A status update meeting held on the proposed Black Horse at Whiskey Creek development was the subject of a presentation given by Kittitas County Department of Public Works Director Mark Cook on Tuesday.

Commissioners Brett Wachsmith, Laura Osiadacz and Cory Wright were in attendance along with representatives and counsel from D.R. Horton, the land developer. Other stakeholders present included representatives from Ellensburg Water Company, Washington Department of Fish and Wildlife and landowners who live close to the proposed development.

Director Cook’s presentation focused on the work his department has been doing with the developer, WDFW and Ellensburg Water Company to find a way to mitigate flood runoff from the development, located at Reecer Creek and Bender roads. An 18-foot box culvert that crosses the development is pending installation, which would replace the existing 48-inch metal culvert. The property, which has historically been used as a floodplain for Whiskey Creek has had numerous flooding issues over the years, most likely caused by high groundwater and a leaky stormwater conveyance system. Water backing up against the original culvert has also been identified as a culprit.

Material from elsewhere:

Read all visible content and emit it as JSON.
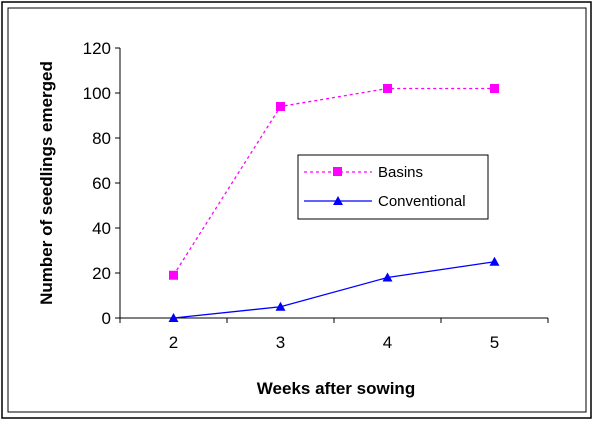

The most recent flooding event at the proposed development occurred during the spring runoff season of 2017. An investigation showed leaking stormwater pipes allowed high groundwater into the conveyance system, overwhelming the onsite stormwater storage ponds. The property has a history of flooding. According to an adjacent landowner, a retention pond overflow incident in February 2016 lasted for 46 days, causing the water to enter the Ellensburg Water Company canal. The company had to turn off their water supply upstream from the incident and ended up sending a cease and desist order to the county for the flooding. Certain water supply standards must be met by the water company, and runoff from the development compromises those standards.

As a result of the flooding incidents, Cook’s report said the developer is electing to redesign its stormwater ponds into ponds that allow the water to naturally evaporate. The existing retention ponds were designed to allow the water to naturally seep back into the water table, but they have had a history of not functioning correctly. Prior proposals included installing pumps to move the water in the retention ponds uphill, and a detention pond, a concrete-lined pond that allows the water to dissipate along with natural flow patterns. Concerns over further flooding or failure from those proposals resulted in them not being implemented.

Along with the pond redesign, Cook’s report included a revised plat map that displays a proposed flood channel that would be incorporated into the south edge of the development. Under the plan, 26 of the 354 lots on the property would be eliminated, along with the entrance from Bender Road.

The presentation also addressed work the Flood Control Zone District has undertaken to develop a two-dimensional flow model that is in the final state of FEMA acceptance for regulatory remapping the area floodplain. The model tests various flood alleviation alternatives at the proposed development. The report explains the flow models demonstrate that while some downstream flooding would be mitigated by the proposed channel, the current Whiskey Creek channel will still be incapable of alleviating downstream flooding on property adjacent to the development. The models also show a likely increase in downstream surface water depth if the flood channel and culvert are implemented.

“As you can see, there are numerous issues,” Cook said during his presentation. “We have not yet found a way to adjust them all satisfactorily. I think there is an answer, but I think the answer is probably going to take us down a path to something other than this. Whether or not that’s going to be acceptable or achievable to area residents or not, I can’t speak to that.”

In talks with the developer, WDFW and adjacent landowners, Cook said another idea surfaced that would have the potential to alleviate concerns from the water company and neighbors. The plan would include improving part of the creek channel near the proposed culvert to connect with an undershot that bypasses the water company canal and reconnect with the channel on the other side.

“You could imagine the difficulty in that,” he said. “It means we would be in a potential property acquisition mode. I only mention that because it looks to be our endpoint. If this is not acceptable to all parties in the room, I don’t know where we go next.”

As the developer has a land use entitlement, Cook said it is important that the county continues to work with the parties involved to come up with a solution that satisfies everyone involved. With the proposed improvements to the development, he said it looks that floodwater issues on that property will be mitigated, and so the next step is finding a way to address downstream flooding that impacts the water company and adjacent landowners.

“The reality is that once we get the onsite stormwater managed, we get a grip on the flooding impact, then (the developer’s) got a clear path to final plat,” he said. “That has always been the conversation we’ve had together. That is why you’ve seen us continue to work these alternatives to find that magic bullet that gets us to that.”